问题
I just started learning this, so sorry if this has some obvious solution I still can't grasp.
I have these two classes:
@implementation Person
-(void)saySomething:(NSString*) something {
NSLog(@"%@",something);
}
-(void)yellSomething:(NSString*) something {
[self saySomething:[something uppercaseString]];
}
@end
and
@implementation ShoutingPerson : Person
-(void)saySomething:(NSString*)something {
[super yellSomething:something];
}
@end
This is causing a circular reference call because saySomething is always being called on the descendant class.
How can I make yellSomething invoke the saySomething method on Person class instead of the descendant class ?
回答1:
As Jonathan says, you really should avoid this if at all possible. It's just a bad design to need this functionality. If your base class is intended to be subclassed, its documentation should spell out which methods must be overridden and which others may be overridden. Anything else should not be overridden, to avoid problems like this.

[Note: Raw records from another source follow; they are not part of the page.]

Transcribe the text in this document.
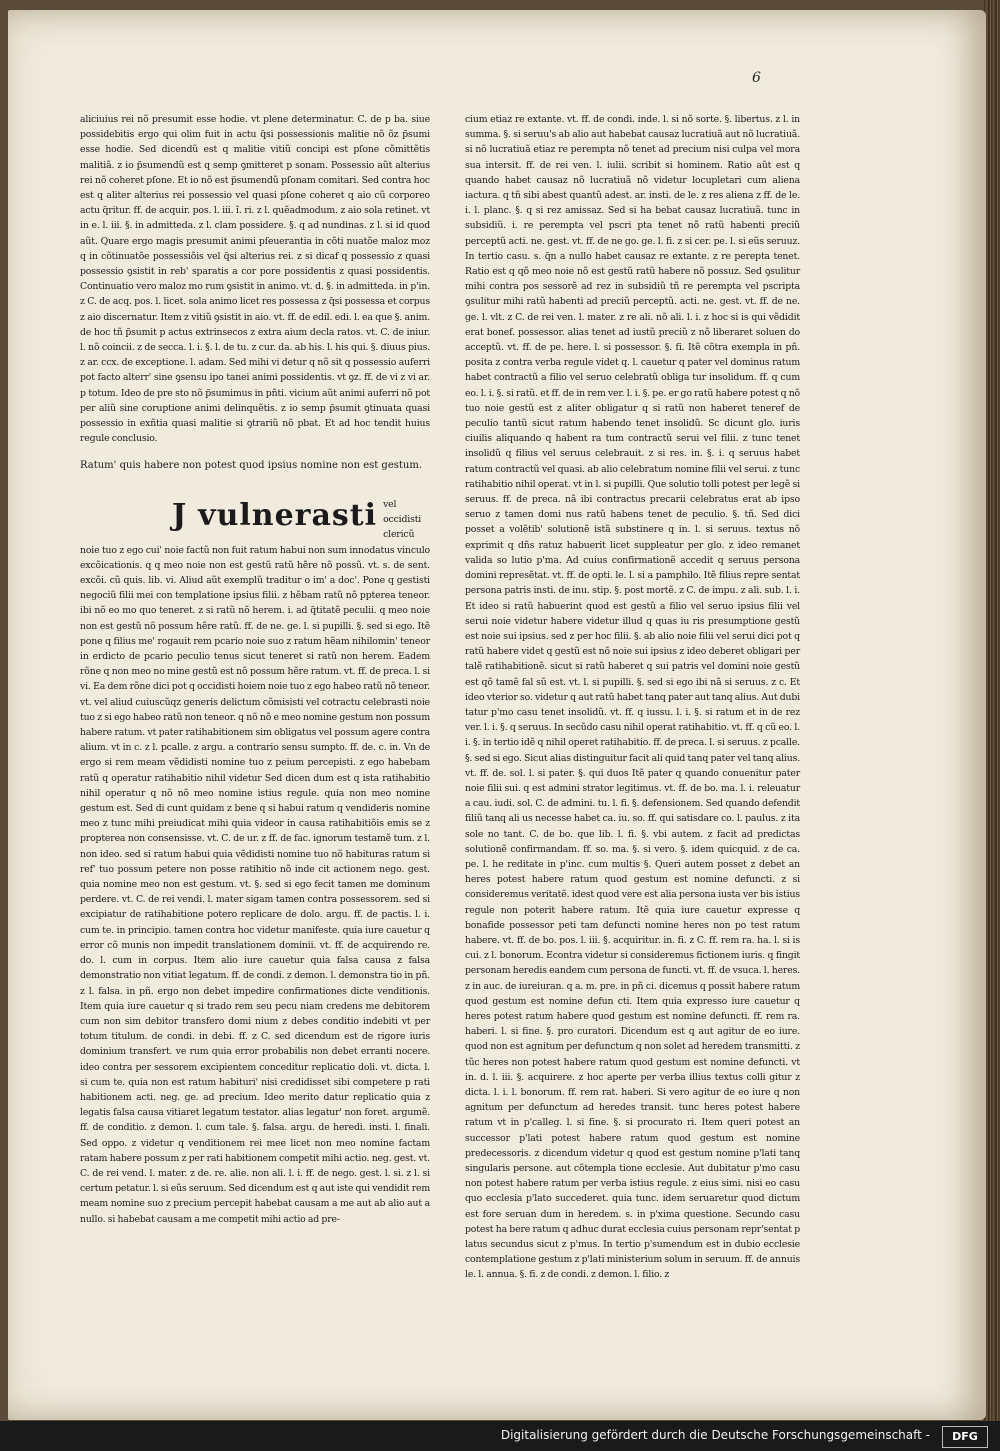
6

aliciuius rei nõ presumit esse hodie. vt plene determinatur. C. de p ba. siue possidebitis ergo qui olim fuit in actu q̃si possessionis malitie nõ õz p̃sumi esse hodie. Sed dicendũ est q malitie vitiũ concipi est pſone cõmittẽtis malitiã. z io p̃sumendũ est q semp ꝯmitteret p sonam. Possessio aũt alterius rei nõ coheret pſone. Et io nõ est p̃sumendũ pſonam comitari. Sed contra hoc est q aliter alterius rei possessio vel quasi pſone coheret q aio cũ corporeo actu q̃ritur. ff. de acquir. pos. l. iii. ĩ. ri. z l. quẽadmodum. z aio sola retinet. vt in e. l. iii. §. in admitteda. z l. clam possidere. §. q ad nundinas. z l. si id quod aũt. Quare ergo magis presumit animi pſeuerantia in cõti nuatõe maloz moz q in cõtinuatõe possessiõis vel q̃si alterius rei. z si dicaf q possessio z quasi possessio ꝯsistit in reb' sparatis a cor pore possidentis z quasi possidentis. Continuatio vero maloz mo rum ꝯsistit in animo. vt. d. §. in admitteda. in p'in. z C. de acq. pos. l. licet. sola animo licet res possessa z q̃si possessa et corpus z aio discernatur. Item z vitiũ ꝯsistit in aio. vt. ff. de edil. edi. l. ea que §. anim. de hoc tñ p̃sumit p actus extrinsecos z extra aium decla ratos. vt. C. de iniur. l. nõ coincii. z de secca. l. i. §. l. de tu. z cur. da. ab his. l. his qui. §. diuus pius. z ar. ccx. de exceptione. l. adam. Sed mihi vi detur q nõ sit q possessio auferri pot facto alterr' sine ꝯsensu ipo tanei animi possidentis. vt ꝯz. ff. de vi z vi ar. p totum. Ideo de pre sto nõ p̃sumimus in pñti. vicium aũt animi auferri nõ pot per aliũ sine coruptione animi delinquẽtis. z io semp p̃sumit ꝯtinuata quasi possessio in exñtia quasi malitie si ꝯtrariũ nõ pbat. Et ad hoc tendit huius regule conclusio.

Ratum' quis habere non potest quod ipsius nomine non est gestum.
J vulnerasti vel occidisti clericũ noie tuo z ego cui' noie factũ non fuit ratum habui non sum innodatus vinculo excõicationis. q q meo noie non est gestũ ratũ hẽre nõ possũ. vt. s. de sent. excõi. cũ quis. lib. vi. Aliud aũt exemplũ traditur o im' a doc'. Pone q gestisti negociũ filii mei con templatione ipsius filii. z hẽbam ratũ nõ ppterea teneor. ibi nõ eo mo quo teneret. z si ratũ nõ herem. i. ad q̃titatẽ peculii. q meo noie non est gestũ nõ possum hẽre ratũ. ff. de ne. ge. l. si pupilli. §. sed si ego. Itẽ pone q filius me' rogauit rem pcario noie suo z ratum hẽam nihilomin' teneor in erdicto de pcario peculio tenus sicut teneret si ratũ non herem. Eadem rõne q non meo no mine gestũ est nõ possum hẽre ratum. vt. ff. de preca. l. si vi. Ea dem rõne dici pot q occidisti hoiem noie tuo z ego habeo ratũ nõ teneor. vt. vel aliud cuiuscũqz generis delictum cõmisisti vel cotractu celebrasti noie tuo z si ego habeo ratũ non teneor. q nõ nõ e meo nomine gestum non possum habere ratum. vt pater ratihabitionem sim obligatus vel possum agere contra alium. vt in c. z l. pcalle. z argu. a contrario sensu sumpto. ff. de. c. in. Vn de ergo si rem meam vẽdidisti nomine tuo z peium percepisti. z ego habebam ratũ q operatur ratihabitio nihil videtur Sed dicen dum est q ista ratihabitio nihil operatur q nõ nõ meo nomine istius regule. quia non meo nomine gestum est. Sed di cunt quidam z bene q si habui ratum q vendideris nomine meo z tunc mihi preiudicat mihi quia videor in causa ratihabitiõis emis se z propterea non consensisse. vt. C. de ur. z ff. de fac. ignorum testamẽ tum. z l. non ideo. sed si ratum habui quia vẽdidisti nomine tuo nõ habituras ratum si ref' tuo possum petere non posse ratihitio nõ inde cit actionem nego. gest. quia nomine meo non est gestum. vt. §. sed si ego fecit tamen me dominum perdere. vt. C. de rei vendi. l. mater sigam tamen contra possessorem. sed si excipiatur de ratihabitione potero replicare de dolo. argu. ff. de pactis. l. i. cum te. in principio. tamen contra hoc videtur manifeste. quia iure cauetur q error cõ munis non impedit translationem dominii. vt. ff. de acquirendo re. do. l. cum in corpus. Item alio iure cauetur quia falsa causa z falsa demonstratio non vitiat legatum. ff. de condi. z demon. l. demonstra tio in pñ. z l. falsa. in pñ. ergo non debet impedire confirmationes dicte venditionis. Item quia iure cauetur q si trado rem seu pecu niam credens me debitorem cum non sim debitor transfero domi nium z debes conditio indebiti vt per totum titulum. de condi. in debi. ff. z C. sed dicendum est de rigore iuris dominium transfert. ve rum quia error probabilis non debet erranti nocere. ideo contra per sessorem excipientem conceditur replicatio doli. vt. dicta. l. si cum te. quia non est ratum habituri' nisi credidisset sibi competere p rati habitionem acti. neg. ge. ad precium. Ideo merito datur replicatio quia z legatis falsa causa vitiaret legatum testator. alias legatur' non foret. argumẽ. ff. de conditio. z demon. l. cum tale. §. falsa. argu. de heredi. insti. l. finali. Sed oppo. z videtur q venditionem rei mee licet non meo nomine factam ratam habere possum z per rati habitionem competit mihi actio. neg. gest. vt. C. de rei vend. l. mater. z de. re. alie. non ali. l. i. ff. de nego. gest. l. si. z l. si certum petatur. l. si eũs seruum. Sed dicendum est q aut iste qui vendidit rem meam nomine suo z precium percepit habebat causam a me aut ab alio aut a nullo. si habebat causam a me competit mihi actio ad pre-

cium etiaz re extante. vt. ff. de condi. inde. l. si nõ sorte. §. libertus. z l. in summa. §. si seruu's ab alio aut habebat causaz lucratiuã aut nõ lucratiuã. si nõ lucratiuã etiaz re perempta nõ tenet ad precium nisi culpa vel mora sua intersit. ff. de rei ven. l. iulii. scribit si hominem. Ratio aũt est q quando habet causaz nõ lucratiuã nõ videtur locupletari cum aliena iactura. q tñ sibi abest quantũ adest. ar. insti. de le. z res aliena z ff. de le. i. l. planc. §. q si rez amissaz. Sed si ha bebat causaz lucratiuã. tunc in subsidiũ. i. re perempta vel pscri pta tenet nõ ratũ habenti preciũ perceptũ acti. ne. gest. vt. ff. de ne go. ge. l. fi. z si cer. pe. l. si eũs seruuz. In tertio casu. s. q̃n a nullo habet causaz re extante. z re perepta tenet. Ratio est q qõ meo noie nõ est gestũ ratũ habere nõ possuz. Sed ꝯsulitur mihi contra pos sessorẽ ad rez in subsidiũ tñ re perempta vel pscripta ꝯsulitur mihi ratũ habenti ad preciũ perceptũ. acti. ne. gest. vt. ff. de ne. ge. l. vlt. z C. de rei ven. l. mater. z re ali. nõ ali. l. i. z hoc si is qui vẽdidit erat bonef. possessor. alias tenet ad iustũ preciũ z nõ liberaret soluen do acceptũ. vt. ff. de pe. here. l. si possessor. §. fi. Itẽ cõtra exempla in pñ. posita z contra verba regule videt q. l. cauetur q pater vel dominus ratum habet contractũ a filio vel seruo celebratũ obliga tur insolidum. ff. q cum eo. l. i. §. si ratũ. et ff. de in rem ver. l. i. §. pe. er go ratũ habere potest q nõ tuo noie gestũ est z aliter obligatur q si ratũ non haberet teneref de peculio tantũ sicut ratum habendo tenet insolidũ. Sc dicunt glo. iuris ciuilis aliquando q habent ra tum contractũ serui vel filii. z tunc tenet insolidũ q filius vel seruus celebrauit. z si res. in. §. i. q seruus habet ratum contractũ vel quasi. ab alio celebratum nomine filii vel serui. z tunc ratihabitio nihil operat. vt in l. si pupilli. Que solutio tolli potest per legẽ si seruus. ff. de preca. nã ibi contractus precarii celebratus erat ab ipso seruo z tamen domi nus ratũ habens tenet de peculio. §. tñ. Sed dici posset a volẽtib' solutionẽ istã substinere q in. l. si seruus. textus nõ exprimit q dñs ratuz habuerit licet suppleatur per glo. z ideo remanet valida so lutio p'ma. Ad cuius confirmationẽ accedit q seruus persona domini represẽtat. vt. ff. de opti. le. l. si a pamphilo. Itẽ filius repre sentat persona patris insti. de inu. stip. §. post mortẽ. z C. de impu. z ali. sub. l. i. Et ideo si ratũ habuerint quod est gestũ a filio vel seruo ipsius filii vel serui noie videtur habere videtur illud q quas iu ris presumptione gestũ est noie sui ipsius. sed z per hoc filii. §. ab alio noie filii vel serui dici pot q ratũ habere videt q gestũ est nõ noie sui ipsius z ideo deberet obligari per talẽ ratihabitionẽ. sicut si ratũ haberet q sui patris vel domini noie gestũ est qõ tamẽ fal sũ est. vt. l. si pupilli. §. sed si ego ibi nã si seruus. z c. Et ideo vterior so. videtur q aut ratũ habet tanq pater aut tanq alius. Aut dubi tatur p'mo casu tenet insolidũ. vt. ff. q iussu. l. i. §. si ratum et in de rez ver. l. i. §. q seruus. In secũdo casu nihil operat ratihabitio. vt. ff. q cũ eo. l. i. §. in tertio idẽ q nihil operet ratihabitio. ff. de preca. l. si seruus. z pcalle. §. sed si ego. Sicut alias distinguitur facit ali quid tanq pater vel tanq alius. vt. ff. de. sol. l. si pater. §. qui duos Itẽ pater q quando conuenitur pater noie filii sui. q est admini strator legitimus. vt. ff. de bo. ma. l. i. releuatur a cau. iudi. sol. C. de admini. tu. l. fi. §. defensionem. Sed quando defendit filiũ tanq ali us necesse habet ca. iu. so. ff. qui satisdare co. l. paulus. z ita sole no tant. C. de bo. que lib. l. fi. §. vbi autem. z facit ad predictas solutionẽ confirmandam. ff. so. ma. §. si vero. §. idem quicquid. z de ca. pe. l. he reditate in p'inc. cum multis §. Queri autem posset z debet an heres potest habere ratum quod gestum est nomine defuncti. z si consideremus veritatẽ. idest quod vere est alia persona iusta ver bis istius regule non poterit habere ratum. Itẽ quia iure cauetur expresse q bonafide possessor peti tam defuncti nomine heres non po test ratum habere. vt. ff. de bo. pos. l. iii. §. acquiritur. in. fi. z C. ff. rem ra. ha. l. si is cui. z l. bonorum. Econtra videtur si consideremus fictionem iuris. q fingit personam heredis eandem cum persona de functi. vt. ff. de vsuca. l. heres. z in auc. de iureiuran. q a. m. pre. in pñ ci. dicemus q possit habere ratum quod gestum est nomine defun cti. Item quia expresso iure cauetur q heres potest ratum habere quod gestum est nomine defuncti. ff. rem ra. haberi. l. si fine. §. pro curatori. Dicendum est q aut agitur de eo iure. quod non est agnitum per defunctum q non solet ad heredem transmitti. z tũc heres non potest habere ratum quod gestum est nomine defuncti. vt in. d. l. iii. §. acquirere. z hoc aperte per verba illius textus colli gitur z dicta. l. i. l. bonorum. ff. rem rat. haberi. Si vero agitur de eo iure q non agnitum per defunctum ad heredes transit. tunc heres potest habere ratum vt in p'calleg. l. si fine. §. si procurato ri. Item queri potest an successor p'lati potest habere ratum quod gestum est nomine predecessoris. z dicendum videtur q quod est gestum nomine p'lati tanq singularis persone. aut cõtempla tione ecclesie. Aut dubitatur p'mo casu non potest habere ratum per verba istius regule. z eius simi. nisi eo casu quo ecclesia p'lato succederet. quia tunc. idem seruaretur quod dictum est fore seruan dum in heredem. s. in p'xima questione. Secundo casu potest ha bere ratum q adhuc durat ecclesia cuius personam repr'sentat p latus secundus sicut z p'mus. In tertio p'sumendum est in dubio ecclesie contemplatione gestum z p'lati ministerium solum in seruum. ff. de annuis le. l. annua. §. fi. z de condi. z demon. l. filio. z

Digitalisierung gefördert durch die Deutsche Forschungsgemeinschaft -	DFG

That said, if you are in a very unusual situation where it is necessary (perhaps you're stuck working with 3rd party code that you cannot refactor), it is possible. But it's not pretty. You need to call objc_msgSendSuper or objc_msgSendSuper_stret manually, after constructing an instance of struct objc_super pointing to self and YourBaseClass.
Note that if you're coming from C++ the default behaviour there is the same - if you call SomeFunction() from your base class and it's a virtual method, the subclass's override will be executed. You would have to prefix your call to spell out the class explicitly, e.g. MyBaseClass::SomeFunction(). There's no direct equivalent for that in Objective-C - I'd say because it's just such a bad idea generally.
回答2:
You don't. This is how inheritance is supposed to work in Objective-C. Instead, you should document in your base class that the default implementation of -yellSomething: just calls -saySomething:. It then becomes a subclass responsibility not to screw up the stack trace.
If you really want to be able to change what calls what, have a third method in your base class:
-vocalizeSomething: (NSString *)what loudly: (BOOL)loudly;
It's the one to speak the words. Both -saySomething: and -yellSomething: call through to it directly rather than calling each other. Then the subclass can safely override either method to call the other, or call vocalizeSomething:loudly: without creating an infinite loop.